Are we just not thinking enough about deep issues? Let’s plunge into the Deeper Waters and find out.
One great hazard of doing apologetics today is our culture has been trained to think in soundbites. We often hope we can have that one great line of wisdom that we see in the movies that will just leave us spellbound. Unfortunately, real life is rarely like that. Usually if you are struggling through a hard time, there is no one thing anyone can say that will suddenly make you see the light. It is often a long process of healing and thinking and in the case of Christians, prayer and Bible study. Those who wants simple answers are often just going to turn out to be simplistic thinkers.
One great culprit today of this is the meme. Now don’t get me wrong here. I love memes. Memes are hilarious if you want to just make a joke. Memes can be effective also if you have made an argument and are wanting to make a visual impact with how wrong the other side is with what you’ve already demonstrated. In that regard, I have no problem with memes. Too often however, memes are seen as the start of the argument. Memes are sound bite arguments and they come loaded with beliefs that are supposedly already seen as correct and before you can deal with what the meme itself says, you have to deal with all the back issues and that can be extremely taxing and time-consuming.
That’s a problem for a culture with a short attention span that now just posts tl;dr. (If you’re not up on internet slang, it simply means “Too long. Didn’t read.”)

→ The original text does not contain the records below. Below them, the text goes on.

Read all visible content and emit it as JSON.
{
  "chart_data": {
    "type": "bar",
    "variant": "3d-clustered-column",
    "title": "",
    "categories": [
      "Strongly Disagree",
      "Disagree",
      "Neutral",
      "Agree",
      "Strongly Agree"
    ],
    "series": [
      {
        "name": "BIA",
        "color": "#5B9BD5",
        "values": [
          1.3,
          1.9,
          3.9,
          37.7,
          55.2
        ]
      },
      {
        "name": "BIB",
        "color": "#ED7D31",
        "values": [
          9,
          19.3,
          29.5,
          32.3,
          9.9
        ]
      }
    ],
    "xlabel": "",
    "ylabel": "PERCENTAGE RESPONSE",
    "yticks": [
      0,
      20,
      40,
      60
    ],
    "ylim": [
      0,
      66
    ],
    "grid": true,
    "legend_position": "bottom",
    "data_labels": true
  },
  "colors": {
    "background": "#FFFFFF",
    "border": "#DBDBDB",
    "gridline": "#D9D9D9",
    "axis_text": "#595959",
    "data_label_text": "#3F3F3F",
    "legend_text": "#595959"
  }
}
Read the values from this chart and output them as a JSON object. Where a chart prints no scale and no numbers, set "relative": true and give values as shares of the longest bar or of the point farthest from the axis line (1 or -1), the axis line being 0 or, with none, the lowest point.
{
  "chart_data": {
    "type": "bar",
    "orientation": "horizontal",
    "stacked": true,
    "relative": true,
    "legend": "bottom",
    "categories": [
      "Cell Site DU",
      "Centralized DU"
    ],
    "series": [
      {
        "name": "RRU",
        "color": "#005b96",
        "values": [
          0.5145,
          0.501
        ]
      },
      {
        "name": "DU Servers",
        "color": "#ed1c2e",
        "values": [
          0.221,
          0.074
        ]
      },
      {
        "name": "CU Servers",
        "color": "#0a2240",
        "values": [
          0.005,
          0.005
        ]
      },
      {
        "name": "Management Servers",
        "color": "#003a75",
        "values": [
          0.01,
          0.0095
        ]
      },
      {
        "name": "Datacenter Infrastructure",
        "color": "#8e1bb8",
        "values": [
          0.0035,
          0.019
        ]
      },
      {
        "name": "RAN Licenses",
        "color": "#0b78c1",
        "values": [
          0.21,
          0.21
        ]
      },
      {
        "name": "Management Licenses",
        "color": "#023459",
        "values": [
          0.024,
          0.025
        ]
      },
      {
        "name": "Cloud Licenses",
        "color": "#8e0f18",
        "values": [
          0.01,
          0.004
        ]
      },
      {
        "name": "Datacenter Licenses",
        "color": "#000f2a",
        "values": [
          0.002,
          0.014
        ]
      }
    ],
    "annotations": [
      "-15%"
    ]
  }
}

Religion is a difficult topic and unfortunately people think the answers should be simple. Why does God allow evil? How do you know that He exists? What about the relationship between science and religion? What does the Bible say about slavery or homosexuality or any other topic? Why should I believe that Jesus rose from the dead? Any religious system will have the hard questions that comes its way and when a religion has a strong intellectual culture to it, as Christianity does, those answers are not going to be simplistic. If you think you’re going to topple Christianity or any other worldview by just using a meme, you are a simplistic anti-intellectual.
The sadness is that many people who take this kind of approach consider themselves intellectual. From the atheist side, I call this atheistic presuppositionalism. Too many internet atheists have the idea that if you’re an atheist, you are rational. No need to read the other side because, hey, those are indoctrinated fundies there. You can just easily spread all the information you find through those great sources of knowledge, Google and Wikipedia. When you set the standards for what the other side must do, they are impossible to meet, such as people that demand that God do a miracle for them or say “Well if it was true, everyone would believe it.” (As if God just wants your intellectual assent.)
And let’s be fair. We Christians aren’t much better. If you want to topple an idea like evolution, you might have to do something like, I don’t know, study evolution? (Yeah. I know that’s really far out there to suggest doing that, but hey, I think it could work.) How can you call yourself someone who is able to critique evolution if you are never willing to go out and actually read what the evolutionists themselves write? I in fact think that if you want to argue against a viewpoint, you need to know the best arguments that exist against that viewpoint well enough that you could argue it yourself.
In our day and age, this simplistic thinking is going on and what we need to do is move past it more and more. There will always be people on both sides who only hear what their itching ears want to hear. It’s one reason in debates I’ve been asking “When was the last time you read a work of scholarship that disagreed with you.” If someone doesn’t answer the question, I find it incredibly revealing.
While we cannot change what happens on the other side, we who are Christians can do better. It’s why we need to start serious discipleship in our churches with learning how to work through and think through issues. I consider it wrong when a non-Christian engages in simplistic thinking, but it is a direct contradiction of the commands of Christ to us when we who are Christians do the same thing. No, we’re not all going to be great intellectuals. But still, what we do have, we are commanded to love Christ with it. We are commanded to think about the things of Christ. This is not optional.
If we are complaining about those outside the fold, let’s make sure our own house is in order.